Ovine lentivirus expression and disease. Virus replication, but not entry, is restricted to macrophages of specific tissues.

To better define the relationship between lentivirus infection and lymphoproliferative or inflammatory disease, we studied postmortem specimens of 38 sheep naturally infected with ovine lentivirus (OvLV) and with different clinical manifestations of OvLV-associated disease. Immunohistochemistry, in situ hybridization, and virus isolation were used to localize viral protein, viral RNA, and infectious virus to specific cells and tissues. Viral protein or infectious virus was found in cells morphologically and histochemically compatible with macrophages (M phi s), but only in lung, bone marrow, mammary gland, lymph node, spleen, synovium, brain, and spinal cord, frequently in association with lymphocyte infiltrates. In contrast, viral RNA was found in a variety of cell types, including epithelium, M phi s, and M phi-like cells, and in a wider range of tissues, with or without OvLV-associated lesions. In summary, these findings suggest that in vivo: 1), OvLV can enter a variety of cell types, 2), productive infection is restricted to cells of M phi lineage, and 3), cells expressing viral proteins are limited to specific tissues, those associated with OvLV-induced diseases.

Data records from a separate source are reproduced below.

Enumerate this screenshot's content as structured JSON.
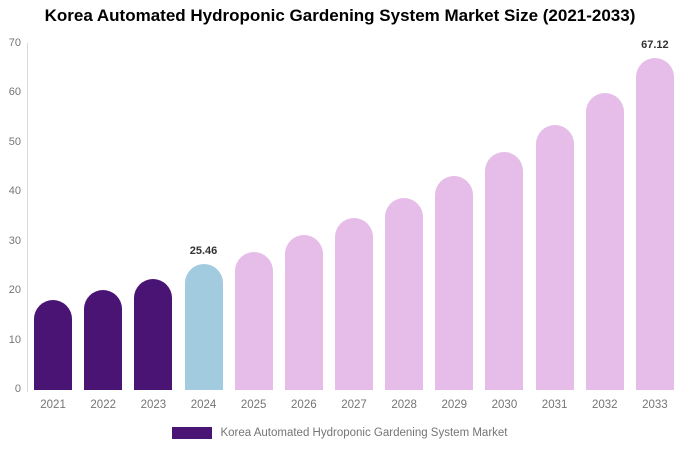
{
  "chart_data": {
    "type": "bar",
    "title": "Korea Automated Hydroponic Gardening System Market Size (2021-2033)",
    "categories": [
      "2021",
      "2022",
      "2023",
      "2024",
      "2025",
      "2026",
      "2027",
      "2028",
      "2029",
      "2030",
      "2031",
      "2032",
      "2033"
    ],
    "values": [
      18.2,
      20.2,
      22.5,
      25.46,
      28.0,
      31.3,
      34.9,
      38.8,
      43.3,
      48.2,
      53.7,
      60.0,
      67.12
    ],
    "bar_colors": [
      "#4A1475",
      "#4A1475",
      "#4A1475",
      "#A2CBE0",
      "#E6BDE8",
      "#E6BDE8",
      "#E6BDE8",
      "#E6BDE8",
      "#E6BDE8",
      "#E6BDE8",
      "#E6BDE8",
      "#E6BDE8",
      "#E6BDE8"
    ],
    "data_labels": [
      {
        "category": "2024",
        "text": "25.46"
      },
      {
        "category": "2033",
        "text": "67.12"
      }
    ],
    "xlabel": "",
    "ylabel": "",
    "ylim": [
      0,
      70
    ],
    "yticks": [
      0,
      10,
      20,
      30,
      40,
      50,
      60,
      70
    ],
    "grid": false,
    "legend": {
      "position": "bottom",
      "label": "Korea Automated Hydroponic Gardening System Market",
      "color": "#4A1475"
    },
    "color_roles": {
      "historical": "#4A1475",
      "base_year": "#A2CBE0",
      "forecast": "#E6BDE8"
    },
    "text_colors": {
      "title": "#000000",
      "axis_labels": "#757575",
      "data_labels": "#333333",
      "axis_line": "#d9d9d9"
    }
  }
}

Effect of selected cytokines on the replication of Corynebacterium pseudotuberculosis and ovine lentiviruses in pulmonary macrophages.

Opportunistic bacterial pathogens that induce monokine secretion by pulmonary alveolar macrophages (PAM) are frequently encountered complicating factors in lentivirus-associated pneumonias in ungulates and man. We examined the effect of selected cytokines on the replication of Corynebacterium pseudotuberculosis and ovine lentivirus (OvLV) in ovine PAM. Recombinant bovine (rBo) IL 1 beta, rBoIL-2, rBo interferon-gamma (IFN gamma) and rBoTNF alpha, alone and in combination at physiological doses had no apparent effect on the extracellular growth of C. pseudotuberculosis, compared with the growth of the pathogen in medium alone. Untreated ovine PAM, derived from bronchoalveolar lavage, were found to substantially reduce, but not eliminate the growth of C. pseudotuberculosis in culture. This bactericidal effect was neither enhanced nor inhibited by pretreatment of PAM with the recombinant bovine cytokines or low doses of LPS that induce monokines. In contrast, addition of rBoTNF alpha or rBoIL-1 beta, at physiological doses, at the initiation of, or on Day 4, after OvLV infection resulted in a significant increase in viral replication in PAM, as measured in an antigen capture assay for OvLV p25, compared with untreated infected cells. This effect was more pronounced with lower levels of infecting OvLV, and, in the case of TNF alpha, was abrogated by preincubation of the cytokine with specific anti-serum. Conversely, in most instances, inclusion of rBoIFN alpha in OvLV-infected PAM cultures resulted in a significant decrease in viral replication. These results suggest that these soluble mediators that are probably secreted in response to C. pseudotuberculosis infection may have little direct effect on the extra- or intracellular survival of the bacteria in the lung, but may modulate lentiviral replication and, by extension, disease expression, in sheep with dual infection.